Review of Big Nothing

Big Nothing (2006)
Awful, meaningless, crude
30 September 2021
The title and the casting suggest that it will be a movie about a cover up of something "morally gray" or an accident, or a mix of both, that maybe then will turn into something bigger, where the protagonists deal not just with their own problems but also bigger trouble than themselves (which is indicated in the beginning).

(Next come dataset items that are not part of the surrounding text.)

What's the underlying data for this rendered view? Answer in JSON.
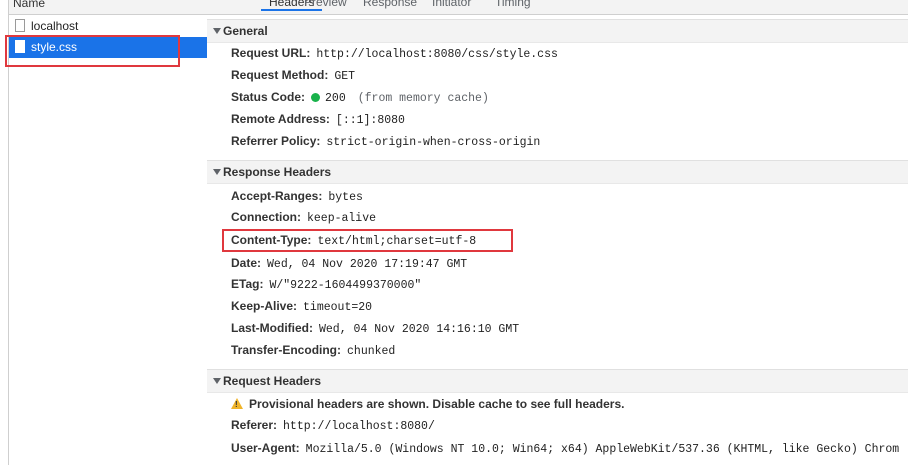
{
  "request_list": {
    "header": "Name",
    "items": [
      {
        "label": "localhost"
      },
      {
        "label": "style.css"
      }
    ]
  },
  "tabs": [
    "Headers",
    "Preview",
    "Response",
    "Initiator",
    "Timing"
  ],
  "general": {
    "title": "General",
    "rows": [
      {
        "key": "Request URL:",
        "value": "http://localhost:8080/css/style.css"
      },
      {
        "key": "Request Method:",
        "value": "GET"
      },
      {
        "key": "Status Code:",
        "value": "200",
        "extra": "(from memory cache)"
      },
      {
        "key": "Remote Address:",
        "value": "[::1]:8080"
      },
      {
        "key": "Referrer Policy:",
        "value": "strict-origin-when-cross-origin"
      }
    ]
  },
  "response_headers": {
    "title": "Response Headers",
    "rows": [
      {
        "key": "Accept-Ranges:",
        "value": "bytes"
      },
      {
        "key": "Connection:",
        "value": "keep-alive"
      },
      {
        "key": "Content-Type:",
        "value": "text/html;charset=utf-8"
      },
      {
        "key": "Date:",
        "value": "Wed, 04 Nov 2020 17:19:47 GMT"
      },
      {
        "key": "ETag:",
        "value": "W/\"9222-1604499370000\""
      },
      {
        "key": "Keep-Alive:",
        "value": "timeout=20"
      },
      {
        "key": "Last-Modified:",
        "value": "Wed, 04 Nov 2020 14:16:10 GMT"
      },
      {
        "key": "Transfer-Encoding:",
        "value": "chunked"
      }
    ]
  },
  "request_headers": {
    "title": "Request Headers",
    "warning": "Provisional headers are shown. Disable cache to see full headers.",
    "rows": [
      {
        "key": "Referer:",
        "value": "http://localhost:8080/"
      },
      {
        "key": "User-Agent:",
        "value": "Mozilla/5.0 (Windows NT 10.0; Win64; x64) AppleWebKit/537.36 (KHTML, like Gecko) Chrom"
      }
    ]
  },
  "colors": {
    "selection": "#1a73e8",
    "highlight_box": "#e0383e",
    "status_ok": "#19b24b",
    "warning": "#f0b429"
  },
  "icons": {
    "file": "file-icon",
    "collapse": "triangle-down-icon",
    "warning": "warning-icon",
    "status": "status-dot-icon"
  }
}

Instead it immediately spirals out into absolute ludricousness of crosses and double-crosses and evil or sociopathy that feels random and without tension and without engagement. It is a short movie, so it is literally without transitions or development one the main "plot" has strated. Before one has gotten into the basic rhythm of the spiralling nonsense and darkness, one may wonders at first if maybe something is supposed to be a hallucination or daydreaming (like when a police officer is immediately on the spot for basically no reason), and so things keep happening, mostly without one being able to pretend in any way a moral grayness or accident or sanity to the proceedings anymore. The title is therefore a straightforward lie, I would also say a failure, as there are still suggestions (like one or two shots of the night sky or a valley) that there would be some actual meaning to it, but that is not a case. It is not a "big nothing", a big "cover-up" of any sort, it is just a straightforward, giant mess, and rather off-putting, with the characters feeling mostly personalityless.

The movie is like a soulless exercise in originality, and one gets the sense, as in the casting by default, that the characters are supposed to be quirky and memorable, which is not the case in the slightest. I would only say that Alice Eve does a slightly interesting sociopathic portrayal, in a fairly low-key, chipper way, but is still served badly by a completely artificial character. David Schwimmer is supposed to be the moral center and just visually console with his long face. Simon Pegg gets into it, but the character remains hollow like the rest of them. I am only describing them in the most basic way, trying to find their "good" points, mostly based on the fact of the casting, but the movie just leaves characters without real presence or depth.